Many children benefit from a daytime nap until around 3-3½ years old. Beyond that, ensure there’s “quiet time” in the middle of the day to help reduce overtiredness.
If you or your child takes regular medication, discuss with your GP whether this could be a contributing factor to the sleepwalking.
What is the best way to approach someone that is sleepwalking?
Even though a sleepwalker is likely to have their eyes open, they are essentially in a fairly deep state of sleep.
It is usually very difficult to wake them and actually, it’s not the best course of action. This is likely to leave them confused, disorientated or even distressed.
Imagine someone waking you up mid-sleep-cycle when you really didn’t want to be woken. Now imagine being in that state with someone shouting at or shaking you.
The best course of action is to gently guide the sleepwalker back to their bed. Here they are more likely to settle back down. Once this is done, stay with them to make sure they’re okay and settled. This is particularly important if the sleepwalker is a child.
If this approach doesn’t work, you can then try to gently wake the person. Ideally in the safety and familiarity of their bed.
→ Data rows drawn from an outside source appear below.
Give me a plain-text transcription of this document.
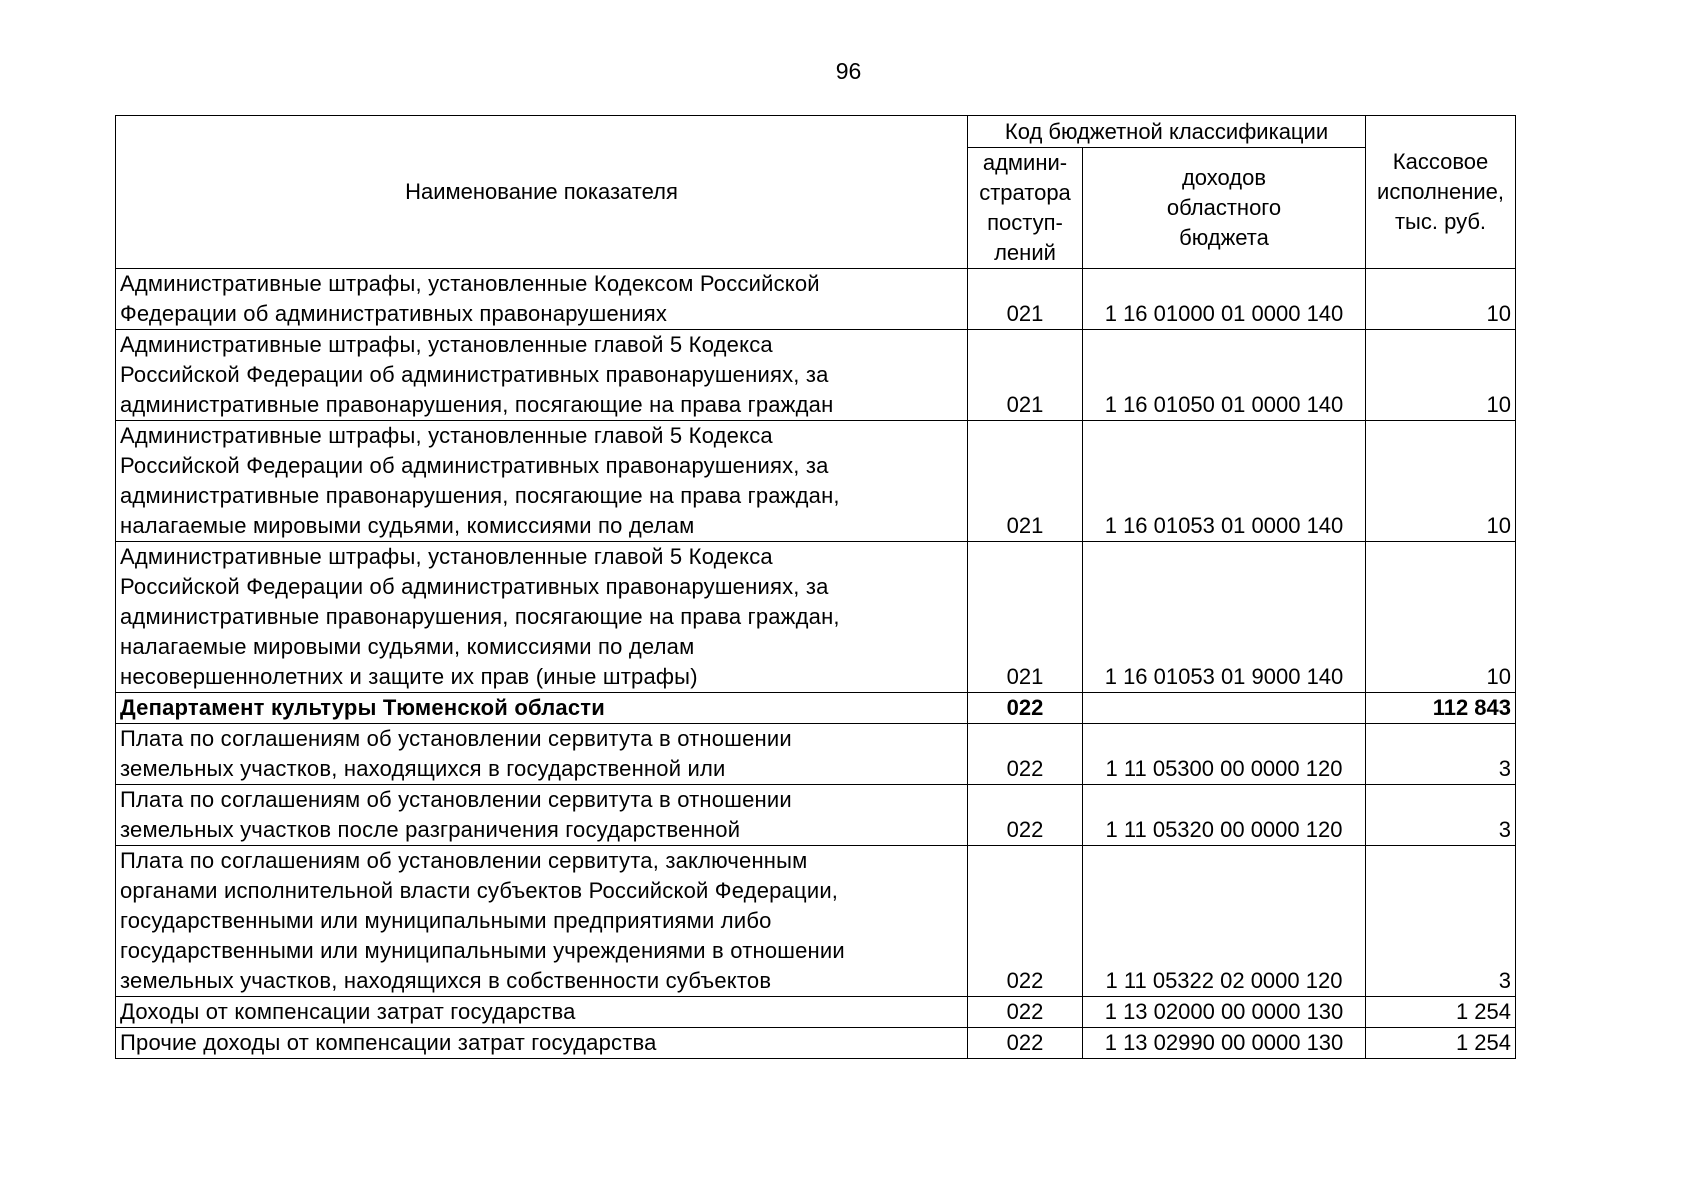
96
Наименование показателя	Код бюджетной классификации		Кассовое
исполнение,
тыс. руб.

	админи-
стратора
поступ-
лений	доходов
областного
бюджета	

Административные штрафы, установленные Кодексом Российской
Федерации об административных правонарушениях	021	1 16 01000 01 0000 140	10

Административные штрафы, установленные главой 5 Кодекса
Российской Федерации об административных правонарушениях, за
административные правонарушения, посягающие на права граждан	021	1 16 01050 01 0000 140	10

Административные штрафы, установленные главой 5 Кодекса
Российской Федерации об административных правонарушениях, за
административные правонарушения, посягающие на права граждан,
налагаемые мировыми судьями, комиссиями по делам	021	1 16 01053 01 0000 140	10

Административные штрафы, установленные главой 5 Кодекса
Российской Федерации об административных правонарушениях, за
административные правонарушения, посягающие на права граждан,
налагаемые мировыми судьями, комиссиями по делам
несовершеннолетних и защите их прав (иные штрафы)	021	1 16 01053 01 9000 140	10

Департамент культуры Тюменской области	022		112 843

Плата по соглашениям об установлении сервитута в отношении
земельных участков, находящихся в государственной или	022	1 11 05300 00 0000 120	3

Плата по соглашениям об установлении сервитута в отношении
земельных участков после разграничения государственной	022	1 11 05320 00 0000 120	3

Плата по соглашениям об установлении сервитута, заключенным
органами исполнительной власти субъектов Российской Федерации,
государственными или муниципальными предприятиями либо
государственными или муниципальными учреждениями в отношении
земельных участков, находящихся в собственности субъектов	022	1 11 05322 02 0000 120	3

Доходы от компенсации затрат государства	022	1 13 02000 00 0000 130	1 254

Прочие доходы от компенсации затрат государства	022	1 13 02990 00 0000 130	1 254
Of course, if someone is on the verge of doing something dangerous whilst sleepwalking, attempting to rouse them can end up being the only viable option.
The shock of waking and finding themselves somewhere other than their bed, doing something wholly odd, is often disorientating. However, for an otherwise healthy sleepwalker, this is unlikely to cause them harm.
In the immediate confusion, the recently woken sleepwalker may lash out. So, if you really do have to wake them it is wise to do so from a safe distance.
Those who experience sleepwalking have individual responses to it. Some sufferers are embarrassed, and children may be confused or anxious about what is happening.
As such, steps should be taken to monitor and address regular sleepwalking including talking to your GP or paediatrician.